Enviada em 05/07/2020

Após a Primeira Revolução Industrial, as explorações infantis, como a alta carga horária de serviço, pelo mercado de trabalho, eram realidade da época. Nesse sentindo, apesar de atualmente, no Brasil, existir o Estatuto da Criança e do Adolescente(ECA), que garante os direitos dos menores de idade, eles ainda são desrespeitados. Logo, esse cenário é fruto tanto do descaso governamental quanto da omissão midiática.

Deve-se analisar, de início,  a importância do Estado para o pleno funcionamento da socidade. Consoante Aristotéles, a política serve para garantir o bem-estar dos cidadãos. Entretanto, a ineficiência das fiscalizações, feitas pelo Governo, contra as infrações das leis vigentes, que protegem os menores de idade, apresentam barreiras às ideologias do filósofo. Dessa forma, menores de idades trabalham de forma ilegal, como ocorre nos garimpos no norte do Brasil, e gera o mau-estar de brasileiros.

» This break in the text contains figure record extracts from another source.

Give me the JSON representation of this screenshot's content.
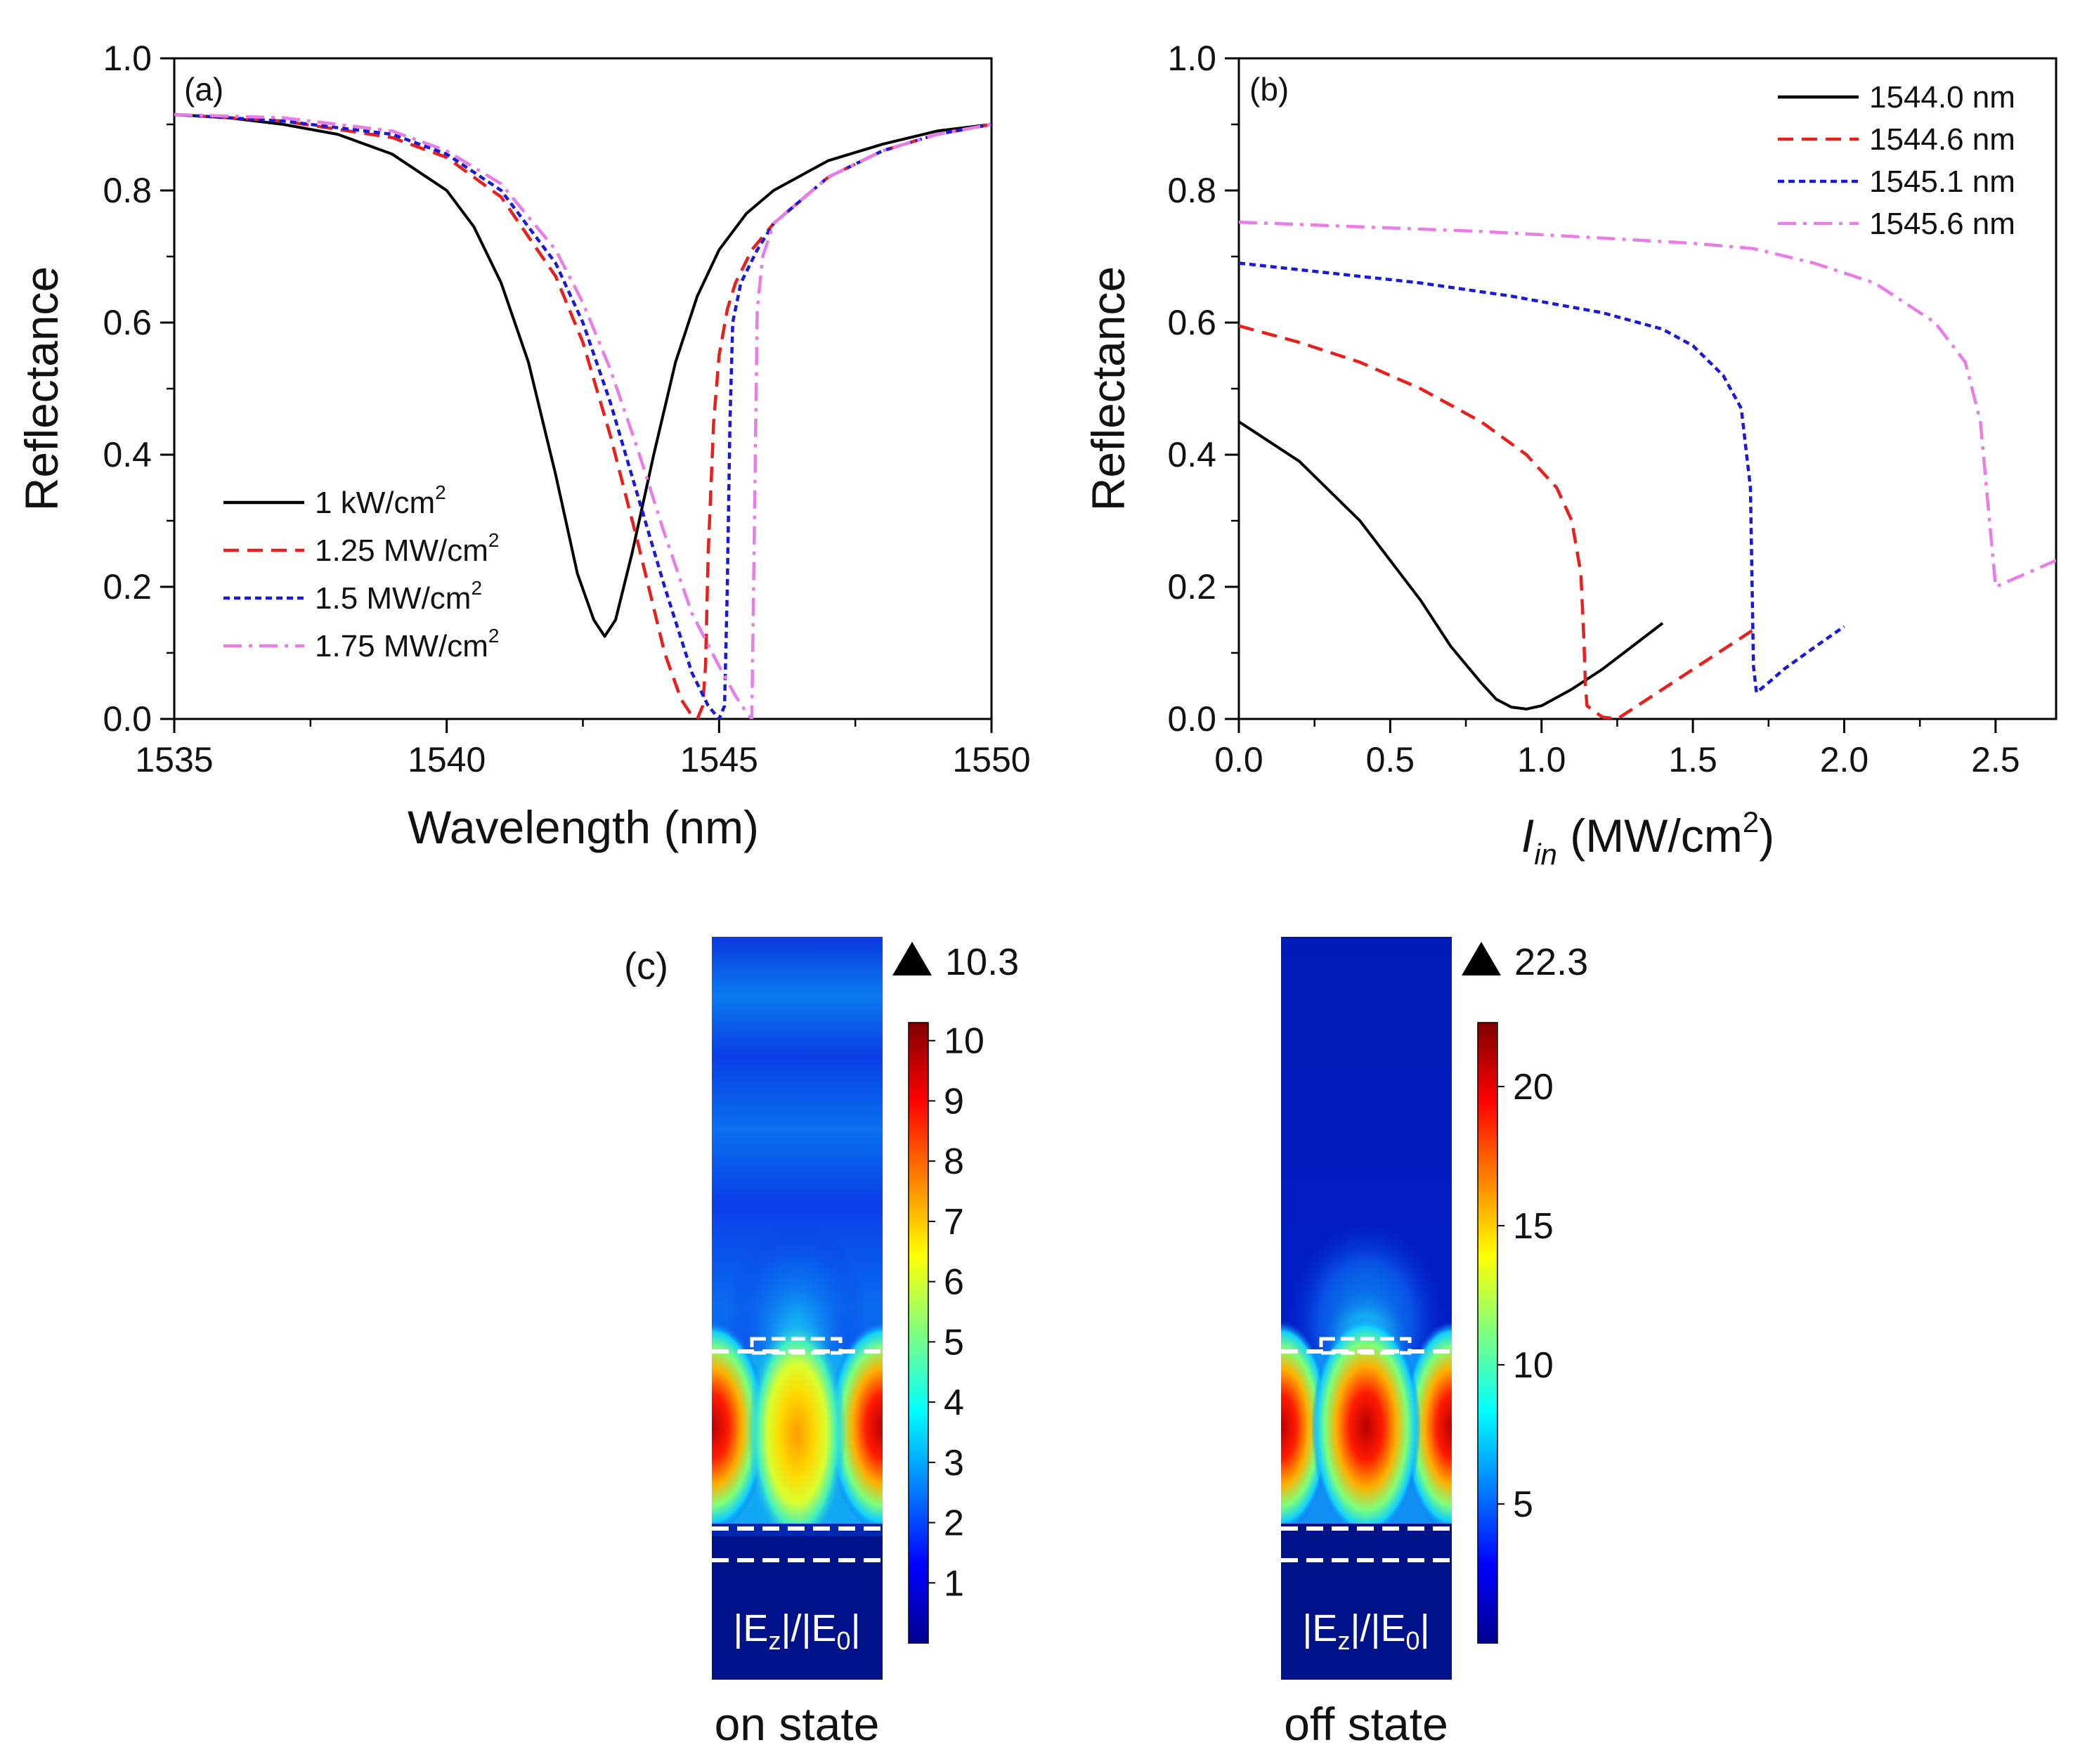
{
  "chart_data": [
    {
      "panel_label": "(a)",
      "type": "line",
      "xlabel": "Wavelength (nm)",
      "ylabel": "Reflectance",
      "xlim": [
        1535,
        1550
      ],
      "ylim": [
        0.0,
        1.0
      ],
      "xticks": [
        "1535",
        "1540",
        "1545",
        "1550"
      ],
      "yticks": [
        "0.0",
        "0.2",
        "0.4",
        "0.6",
        "0.8",
        "1.0"
      ],
      "legend_position": "lower-left",
      "series": [
        {
          "name": "1 kW/cm",
          "sup": "2",
          "color": "#000000",
          "dash": "solid",
          "x": [
            1535,
            1536,
            1537,
            1538,
            1539,
            1540,
            1540.5,
            1541,
            1541.5,
            1542,
            1542.4,
            1542.7,
            1542.9,
            1543.1,
            1543.4,
            1543.8,
            1544.2,
            1544.6,
            1545,
            1545.5,
            1546,
            1547,
            1548,
            1549,
            1550
          ],
          "y": [
            0.915,
            0.91,
            0.9,
            0.885,
            0.855,
            0.8,
            0.745,
            0.66,
            0.54,
            0.37,
            0.22,
            0.15,
            0.125,
            0.15,
            0.25,
            0.4,
            0.54,
            0.64,
            0.71,
            0.765,
            0.8,
            0.845,
            0.87,
            0.89,
            0.9
          ]
        },
        {
          "name": "1.25 MW/cm",
          "sup": "2",
          "color": "#e8201c",
          "dash": "dashed",
          "x": [
            1535,
            1537,
            1539,
            1540,
            1541,
            1542,
            1542.5,
            1543,
            1543.5,
            1544,
            1544.3,
            1544.5,
            1544.6,
            1544.7,
            1544.75,
            1544.8,
            1544.9,
            1545,
            1545.15,
            1545.3,
            1545.6,
            1546,
            1547,
            1548,
            1549,
            1550
          ],
          "y": [
            0.915,
            0.905,
            0.88,
            0.85,
            0.79,
            0.67,
            0.57,
            0.43,
            0.27,
            0.1,
            0.03,
            0.005,
            0.0,
            0.02,
            0.08,
            0.25,
            0.45,
            0.55,
            0.62,
            0.66,
            0.71,
            0.75,
            0.82,
            0.86,
            0.885,
            0.9
          ]
        },
        {
          "name": "1.5 MW/cm",
          "sup": "2",
          "color": "#1a1ad6",
          "dash": "dotted",
          "x": [
            1535,
            1537,
            1539,
            1540,
            1541,
            1542,
            1542.5,
            1543,
            1543.5,
            1544,
            1544.5,
            1544.8,
            1545,
            1545.1,
            1545.15,
            1545.2,
            1545.25,
            1545.4,
            1545.7,
            1546,
            1547,
            1548,
            1549,
            1550
          ],
          "y": [
            0.915,
            0.905,
            0.885,
            0.855,
            0.8,
            0.69,
            0.6,
            0.48,
            0.34,
            0.2,
            0.07,
            0.02,
            0.0,
            0.02,
            0.2,
            0.45,
            0.6,
            0.66,
            0.71,
            0.75,
            0.82,
            0.86,
            0.885,
            0.9
          ]
        },
        {
          "name": "1.75 MW/cm",
          "sup": "2",
          "color": "#e87de8",
          "dash": "dashdot",
          "x": [
            1535,
            1537,
            1539,
            1540,
            1541,
            1542,
            1542.5,
            1543,
            1543.5,
            1544,
            1544.5,
            1545,
            1545.3,
            1545.5,
            1545.6,
            1545.65,
            1545.7,
            1545.8,
            1546,
            1547,
            1548,
            1549,
            1550
          ],
          "y": [
            0.915,
            0.91,
            0.89,
            0.86,
            0.81,
            0.71,
            0.63,
            0.53,
            0.41,
            0.28,
            0.16,
            0.08,
            0.035,
            0.01,
            0.0,
            0.3,
            0.62,
            0.7,
            0.75,
            0.82,
            0.86,
            0.885,
            0.9
          ]
        }
      ]
    },
    {
      "panel_label": "(b)",
      "type": "line",
      "xlabel_main": "I",
      "xlabel_sub": "in",
      "xlabel_tail": " (MW/cm",
      "xlabel_sup": "2",
      "xlabel_close": ")",
      "ylabel": "Reflectance",
      "xlim": [
        0.0,
        2.7
      ],
      "ylim": [
        0.0,
        1.0
      ],
      "xticks": [
        "0.0",
        "0.5",
        "1.0",
        "1.5",
        "2.0",
        "2.5"
      ],
      "yticks": [
        "0.0",
        "0.2",
        "0.4",
        "0.6",
        "0.8",
        "1.0"
      ],
      "legend_position": "top-right",
      "series": [
        {
          "name": "1544.0 nm",
          "color": "#000000",
          "dash": "solid",
          "x": [
            0.0,
            0.2,
            0.4,
            0.6,
            0.7,
            0.8,
            0.85,
            0.9,
            0.95,
            1.0,
            1.1,
            1.2,
            1.3,
            1.4
          ],
          "y": [
            0.45,
            0.39,
            0.3,
            0.18,
            0.11,
            0.055,
            0.03,
            0.018,
            0.015,
            0.02,
            0.045,
            0.075,
            0.11,
            0.145
          ]
        },
        {
          "name": "1544.6 nm",
          "color": "#e8201c",
          "dash": "dashed",
          "x": [
            0.0,
            0.2,
            0.4,
            0.6,
            0.8,
            0.95,
            1.05,
            1.1,
            1.13,
            1.14,
            1.145,
            1.15,
            1.2,
            1.25,
            1.3,
            1.4,
            1.5,
            1.6,
            1.7
          ],
          "y": [
            0.595,
            0.57,
            0.54,
            0.5,
            0.45,
            0.4,
            0.35,
            0.3,
            0.22,
            0.12,
            0.05,
            0.02,
            0.003,
            0.0,
            0.015,
            0.045,
            0.075,
            0.105,
            0.135
          ]
        },
        {
          "name": "1545.1 nm",
          "color": "#1a1ad6",
          "dash": "dotted",
          "x": [
            0.0,
            0.3,
            0.6,
            0.9,
            1.2,
            1.4,
            1.5,
            1.6,
            1.66,
            1.69,
            1.7,
            1.71,
            1.75,
            1.8,
            1.9,
            2.0
          ],
          "y": [
            0.69,
            0.675,
            0.66,
            0.64,
            0.615,
            0.59,
            0.565,
            0.52,
            0.47,
            0.35,
            0.08,
            0.04,
            0.055,
            0.075,
            0.108,
            0.14
          ]
        },
        {
          "name": "1545.6 nm",
          "color": "#e87de8",
          "dash": "dashdot",
          "x": [
            0.0,
            0.4,
            0.8,
            1.2,
            1.5,
            1.7,
            1.9,
            2.1,
            2.3,
            2.4,
            2.45,
            2.48,
            2.5,
            2.55,
            2.6,
            2.7
          ],
          "y": [
            0.752,
            0.745,
            0.738,
            0.728,
            0.72,
            0.712,
            0.69,
            0.66,
            0.6,
            0.54,
            0.45,
            0.3,
            0.2,
            0.21,
            0.22,
            0.24
          ]
        }
      ]
    },
    {
      "panel_label": "(c)",
      "type": "heatmap",
      "maps": [
        {
          "caption": "on state",
          "field_label_base": "|E",
          "field_label_sub": "z",
          "field_label_mid": "|/|E",
          "field_label_sub2": "0",
          "field_label_end": "|",
          "max_label": "10.3",
          "colorbar_max": 10.3,
          "colorbar_ticks": [
            "1",
            "2",
            "3",
            "4",
            "5",
            "6",
            "7",
            "8",
            "9",
            "10"
          ]
        },
        {
          "caption": "off state",
          "field_label_base": "|E",
          "field_label_sub": "z",
          "field_label_mid": "|/|E",
          "field_label_sub2": "0",
          "field_label_end": "|",
          "max_label": "22.3",
          "colorbar_max": 22.3,
          "colorbar_ticks": [
            "5",
            "10",
            "15",
            "20"
          ]
        }
      ]
    }
  ]
}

Outrossim, condiz evidenciar a omissão midiática como outro fator para a questão. Sendo assim, de acordo com o pensador Pierre Bourdieu, o que foi criado para ser instrumento de democracia não deve ser convertido em mecanismo para a opressão. Contudo, a ausência de matérias com viés conscientizador sobre os direitos que os infanto-juvenis possuem, e também com intuito de denunciar locais que não cumpre essas leis, distorcem o real sentido mídiatico. Dessa forma, a mídia oprime os brasileiros, pois como não relata a realidade do país, a população fica vulnerável a manipulações, o que acarretará em opressão.

Portanto, medidas são necessárias. Destarte, cabe ao Ministério da Segurança, por meio de verbas governamentais, criar um novo orgão que irá fiscalizar instituições privadas, a fim de acabar com o trabalho infantil, e também conscientizar toda a sociedade por meio de campanhas midiáticas, como propagandas,  palestras escolares e onlines, disponíveis no site do Governo, para toda a população, sobre os direitos das crianças e adolescentes. Logo, o Brasil  se distanciará por completo da realidade das crianças na Primeira Revolução Industrial, e respeitará o ECA.